Gillian Flynn is pretty. She has a nice smile, big brown eyes and an open, friendly face. On closer examination, however, there’s something wrong about that smile, something sardonic. And her eyes look so directly and unblinkingly at the camera that one feels a challenge has been leveled. I think the challenge is, “Read this!”
“This” is Flynn’s debut novel, “Sharp Objects.” It’s a story that shreds the image of pretty little girls in bows and pigtails, women as the weaker sex, women as precious and vulnerable, women as we thought we knew them. Flynn’s women and girls are right out of the Brothers Grimm, or Bedlam, or Macbeth.
Where does this pretty young wife and mother, born in Kansas City, Missouri, raised by two apparently loving, intelligent parents derive the malice that permeates her book? How does a happily married mother and pet owner come up with this evil that coagulates on the pages of her book?
It is a mystery perhaps equal to that of “Sharp Objects,” a story of the murder of two young girls, whose bodies are discovered oddly preened and made up, but with most teeth having been pulled. The little town of Wind Gap, Missouri, an 11-hour drive south of Chicago, is abuzz with rumor and gossip, but it turns out that the good people of Wind Gap are prone to rumor and gossip anyway; it doesn’t take a couple of gruesome murders to set tongues flapping, but it’s a welcome diversion for people living in a community whose economy derives primarily from raising hogs and processing them into hams.
Flynn’s story is narrated by ‘Camille Preaker,’ a thirty-something woman learning her trade as a reporter at a third tier newspaper in Chicago. Her editor, presented as something of a cliche´ in Flynn’s book, learns of the murders in Wind Gap and knowing that his young reporter is originally from Wind Gap, asks her to go there and cover the story. He does so with some misgivings, because Camille is one troubled young woman. Camille suffered from a cutting disorder as a child growing up under the cloying care of her mother, Adora, the hog plant-owning matriarch of Wind Gap. Flynn’s Adora takes her place among literature’s most unforgettable mothers, making Sophie Portnoy seem nothing to complain about.

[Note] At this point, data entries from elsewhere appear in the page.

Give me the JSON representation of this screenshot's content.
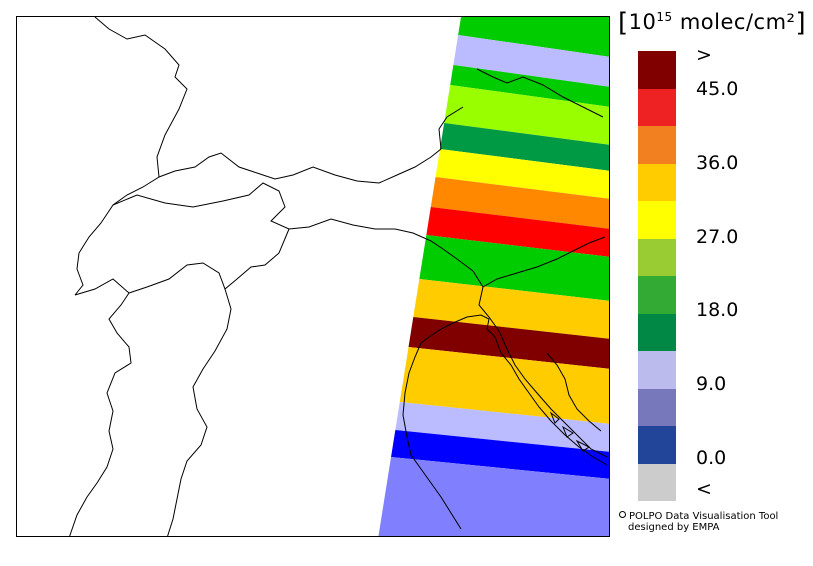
{
  "legend": {
    "unit_prefix": "[",
    "unit_base": "10",
    "unit_exp": "15",
    "unit_rest": " molec/cm²",
    "unit_suffix": "]",
    "colors": [
      "#800000",
      "#ee2222",
      "#f28020",
      "#ffcc00",
      "#ffff00",
      "#99cc33",
      "#33aa33",
      "#008844",
      "#bbbbee",
      "#7777bb",
      "#224499",
      "#cccccc"
    ],
    "ticks": [
      ">",
      "45.0",
      "36.0",
      "27.0",
      "18.0",
      "9.0",
      "0.0",
      "<"
    ]
  },
  "swath_colors": [
    "#00cc00",
    "#bbbbff",
    "#00cc00",
    "#99ff00",
    "#009944",
    "#ffff00",
    "#ff8800",
    "#ff0000",
    "#00cc00",
    "#ffcc00",
    "#800000",
    "#ffcc00",
    "#bbbbff",
    "#0000ff",
    "#8080ff"
  ],
  "credit": {
    "line1": "POLPO Data Visualisation Tool",
    "line2": "designed by EMPA"
  }
}
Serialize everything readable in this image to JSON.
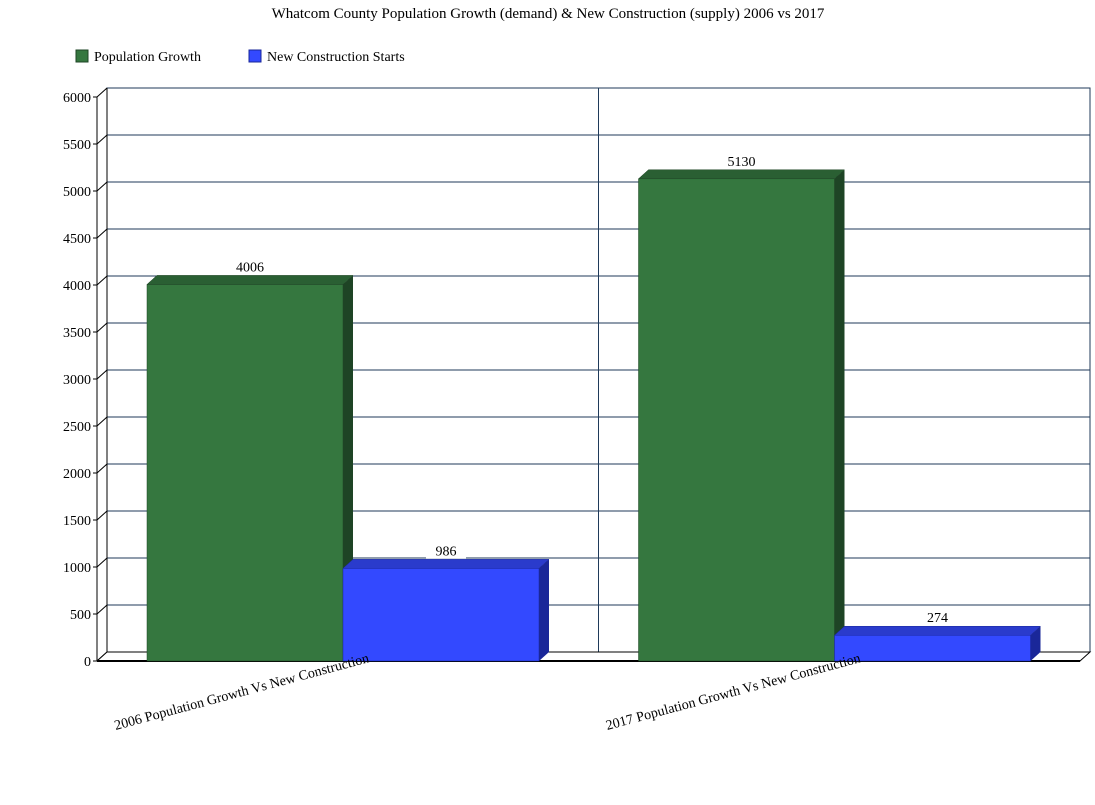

Camille retains her urge to inflict pain on herself and it is only through great determination and copious amounts of vodka and other alcoholic libations that she seems able to resist sharp objects and the urge to carve words into her flesh; wretched, queasy, spiteful, omen.
Returning to Wind Gap, Camille encounters her 13-year-old half sister, Amma, who also enjoys inflicting pain, but her urges are turned outward. Flynn’s portrayal of Camille’s experience getting to know her mother again, and her teen half-sister is frighteningly believable. We can’t help but utter under our breath, “Don’t do that,” but we know she will and we know bad things will happen, and we can’t wait to turn the page and read about them.